3 mai 2012
Nicolas Sarkozy avait annoncé son intention de «l'exploser». Il a attaqué d'emblée en réclamant de l'authenticité plutôt que «des formules creuses». Mais François Hollande n'avait pas l'intention de se laisser faire. Le débat a donc démarré très vite, très fort, quoique les compétiteurs aient su conserver la maîtrise d'eux-mêmes malgré la tension permanente ayant prévalu tout au long de leurs échanges. Certes, avec ses formules sur la propension de son adversaire à «inventerle fil à couper le beurre», Sarkozy a pu énerver Hollande, dont les joues ont fini par rosir. Mais il ne l'a pas réellement déstabilisé malgré la mise en pièces de son programme économique, énoncé comme toujours d'un air impavide.
Hollande a d'abord su le contrer sur le fait que son quinquennat n'a certes pas connu de violences, mais en rendant hommage aux corps intermédiaires que Sarkozy n'a précisément cessé de dénoncer. En revanche, le candidat-président a marqué un point en soulignant l'intolérance de tous ceux qui lui reprochent de diviser la société et ne reculent devant aucune outrance, comme de comparer le rassemblement du Trocadéro au congrès de Nuremberg. À l'inverse, le candidat socialiste a mouché son adversaire en l'accusant de se poser volontiers en victime, en qualifiant régulièrement les propos de l'autre de mensongers comme s'il parlait de lui-même.

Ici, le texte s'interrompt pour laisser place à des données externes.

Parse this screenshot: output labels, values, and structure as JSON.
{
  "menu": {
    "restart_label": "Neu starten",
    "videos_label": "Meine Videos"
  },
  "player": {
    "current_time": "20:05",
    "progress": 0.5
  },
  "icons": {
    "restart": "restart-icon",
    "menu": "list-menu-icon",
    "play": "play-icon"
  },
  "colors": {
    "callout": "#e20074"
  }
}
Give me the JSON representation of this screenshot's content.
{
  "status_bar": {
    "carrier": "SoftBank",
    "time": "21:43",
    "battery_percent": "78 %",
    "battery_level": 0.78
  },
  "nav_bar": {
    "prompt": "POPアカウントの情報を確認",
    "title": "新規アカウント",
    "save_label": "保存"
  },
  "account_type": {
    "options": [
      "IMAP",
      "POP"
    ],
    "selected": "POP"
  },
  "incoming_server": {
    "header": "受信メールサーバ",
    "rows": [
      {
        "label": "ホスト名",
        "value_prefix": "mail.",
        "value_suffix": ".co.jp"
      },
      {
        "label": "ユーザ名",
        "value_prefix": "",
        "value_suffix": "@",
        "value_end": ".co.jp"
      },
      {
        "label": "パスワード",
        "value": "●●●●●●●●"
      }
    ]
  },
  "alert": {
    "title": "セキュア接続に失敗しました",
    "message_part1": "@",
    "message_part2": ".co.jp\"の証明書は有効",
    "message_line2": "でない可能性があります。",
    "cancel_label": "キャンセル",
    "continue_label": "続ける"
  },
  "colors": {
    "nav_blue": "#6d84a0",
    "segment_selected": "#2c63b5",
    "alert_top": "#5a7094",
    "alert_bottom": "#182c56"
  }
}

En clair, Hollande a su faire ressortir certains traits de caractère de Sarkozy mais il a été faible sur la cohérence économique de son programme, le candidat-président ayant pointé à de nombreuses reprises ses contradictions, notamment sur l'Allemagne dont il est bien difficile de contester le modèle vertueux. Sarkozy a su habilement démontrer que le contribuable paierait le prix d'une certaine démagogie, mais n'ayant pas un bilan exemplaire à présenter, notamment sur le chômage, l'exercice a fini par trouver ses limites. Plaidant avoir fait moins mal que les autres, hormis l'Allemagne, le Président devenu challenger s'est bien défendu sans pour autant ébranler celui dont il a dénoncé la folie dépensière. Sur la forme, cela ressemblait fort à un match nul, Hollande ayant un vrai talent dialecticien. Sur le fond, c'est une autre affaire. Au total, cela ressemblait néanmoins à un dialogue de sourds ayant peu de chances de faire bouger les lignes.